Bahkan menurut Rektor Universitas Nasional El Amry Bermawi Putera, Yuddy yang pada 29 Mei 2015 genap berusia 47 tahun, merupakan Guru Besar termuda di Universitas Nasional dan tercatat sebagai Guru Besar ke-18 di universitas swasta tertua di Jakarta (Universitas Nasional berdiri sejak 15 Oktober 1949).

Sebelum Yuddy, anggota Kabinet Kerja pada pemerintahan Presiden Joko Widodo dan Wapres Jusuf Kalla yang telah bergelar Guru Besar adalah Menko Kemaritiman Prof Dr Indroyono Soesilo, Menteri Sekretaris Negara Prof Dr Pratikno, Menteri Keuangan Prof Dr Bambang Permadi Soemantri Brodjonegoro, Menteri Kesehatan Prof Dr dr Nila Djuwita F Moeloek, SpM (K), Menteri Pendidikan Tinggi dan Ristek Prof Dr M Nasir, serta Menteri Pemberdayaan Perempuan dan Perlindungan Anak Prof Dr Yohana Susana Yembise.

Yuddy dikenal luas sebagai politisi Partai Hanura dan sebelumnya pernah bergiat pula sebagai politisi Partai Golkar, bahkan sempat menjadi anggota DPR RI. Tidak banyak yang mengenal putra pasangan Yees Chrisman Tisnaamidjaya (alm) dan Tien-Tien Yuniartiny sebagai tokoh yang menekuni bahkan berkarier di institusi pendidikan tinggi, sebagai dosen Universitas Nasional.

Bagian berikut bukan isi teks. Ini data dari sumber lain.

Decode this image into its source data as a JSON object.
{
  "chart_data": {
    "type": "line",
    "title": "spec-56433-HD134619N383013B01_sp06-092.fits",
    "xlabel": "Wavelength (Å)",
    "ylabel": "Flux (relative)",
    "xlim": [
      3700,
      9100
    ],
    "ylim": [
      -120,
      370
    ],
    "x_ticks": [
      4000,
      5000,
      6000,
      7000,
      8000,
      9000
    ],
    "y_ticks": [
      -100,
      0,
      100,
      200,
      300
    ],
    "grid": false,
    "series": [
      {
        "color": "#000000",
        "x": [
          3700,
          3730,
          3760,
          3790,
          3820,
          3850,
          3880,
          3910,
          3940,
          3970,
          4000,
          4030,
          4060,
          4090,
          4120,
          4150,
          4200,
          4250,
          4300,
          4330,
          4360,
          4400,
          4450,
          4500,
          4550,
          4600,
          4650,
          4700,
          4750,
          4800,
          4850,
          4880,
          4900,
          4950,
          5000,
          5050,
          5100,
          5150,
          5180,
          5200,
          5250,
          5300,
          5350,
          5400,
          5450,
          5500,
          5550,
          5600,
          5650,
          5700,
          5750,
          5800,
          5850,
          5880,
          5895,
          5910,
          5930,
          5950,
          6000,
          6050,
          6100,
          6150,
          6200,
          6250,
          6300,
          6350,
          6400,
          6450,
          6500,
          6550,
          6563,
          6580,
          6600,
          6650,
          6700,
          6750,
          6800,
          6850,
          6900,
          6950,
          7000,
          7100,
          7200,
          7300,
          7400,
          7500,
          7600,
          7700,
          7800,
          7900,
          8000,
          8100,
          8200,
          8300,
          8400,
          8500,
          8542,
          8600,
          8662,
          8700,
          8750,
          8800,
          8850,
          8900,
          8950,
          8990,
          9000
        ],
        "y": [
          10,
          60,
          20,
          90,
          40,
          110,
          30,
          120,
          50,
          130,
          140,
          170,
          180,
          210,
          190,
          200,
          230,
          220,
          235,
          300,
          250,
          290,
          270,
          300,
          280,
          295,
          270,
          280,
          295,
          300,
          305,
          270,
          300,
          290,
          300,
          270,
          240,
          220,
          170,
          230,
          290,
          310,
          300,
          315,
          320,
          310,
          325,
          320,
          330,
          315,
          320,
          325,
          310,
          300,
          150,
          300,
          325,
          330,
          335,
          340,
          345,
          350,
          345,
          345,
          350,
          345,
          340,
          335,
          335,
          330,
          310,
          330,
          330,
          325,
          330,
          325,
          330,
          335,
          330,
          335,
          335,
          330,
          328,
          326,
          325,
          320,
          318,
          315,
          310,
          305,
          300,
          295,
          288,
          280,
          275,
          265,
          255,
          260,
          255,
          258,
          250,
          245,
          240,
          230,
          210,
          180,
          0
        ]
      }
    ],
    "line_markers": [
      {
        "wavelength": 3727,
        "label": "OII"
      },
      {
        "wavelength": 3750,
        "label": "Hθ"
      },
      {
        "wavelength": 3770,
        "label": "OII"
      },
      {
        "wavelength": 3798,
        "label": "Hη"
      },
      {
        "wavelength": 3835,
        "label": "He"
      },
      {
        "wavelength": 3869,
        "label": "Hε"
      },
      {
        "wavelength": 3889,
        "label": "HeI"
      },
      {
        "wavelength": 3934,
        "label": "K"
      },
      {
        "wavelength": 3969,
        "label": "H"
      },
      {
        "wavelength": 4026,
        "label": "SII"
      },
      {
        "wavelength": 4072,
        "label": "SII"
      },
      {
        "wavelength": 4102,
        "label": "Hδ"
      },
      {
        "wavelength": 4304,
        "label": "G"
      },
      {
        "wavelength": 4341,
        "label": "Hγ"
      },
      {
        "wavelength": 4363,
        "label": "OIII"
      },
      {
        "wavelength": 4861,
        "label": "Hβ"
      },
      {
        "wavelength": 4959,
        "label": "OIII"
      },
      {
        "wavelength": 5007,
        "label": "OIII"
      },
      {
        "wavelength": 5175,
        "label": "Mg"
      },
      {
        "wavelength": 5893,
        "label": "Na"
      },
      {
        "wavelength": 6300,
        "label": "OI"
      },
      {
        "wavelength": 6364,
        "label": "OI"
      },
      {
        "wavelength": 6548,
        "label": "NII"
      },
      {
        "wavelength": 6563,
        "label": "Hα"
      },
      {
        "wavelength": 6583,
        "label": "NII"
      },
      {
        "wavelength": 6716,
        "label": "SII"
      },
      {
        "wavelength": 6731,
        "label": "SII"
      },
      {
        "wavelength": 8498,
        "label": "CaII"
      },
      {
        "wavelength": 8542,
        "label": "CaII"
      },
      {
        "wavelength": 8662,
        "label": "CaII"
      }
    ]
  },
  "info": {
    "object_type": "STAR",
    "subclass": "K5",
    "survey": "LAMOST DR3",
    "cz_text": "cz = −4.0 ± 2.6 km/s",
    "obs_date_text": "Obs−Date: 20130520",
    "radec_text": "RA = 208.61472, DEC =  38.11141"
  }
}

"Memang publik tidak banyak yang tahu karier akademik saya," kata Yuddy.

Selepas lulus dari Fakultas Ekonomi, Jurusan Manajemen Universitas Padjadjaran 1986--1991, Yuddy mengaku sempat putus asa meneruskan strata-II Program Studi Ilmu Ekonomi Manajemen Keuangan, Fakultas Ekonomi Universitas Indonesia 1994--1997.

Kendala biaya kuliah dan keinginan membantu biaya orang tua, sempat membayangi Yuddy yang tercatat selalu menjadi Ketua Kelas sejak kelas VI SD hingga kelas III SMA. Yuddy bersikeras untuk kuliah dan lulus dari program pascasarjana itu.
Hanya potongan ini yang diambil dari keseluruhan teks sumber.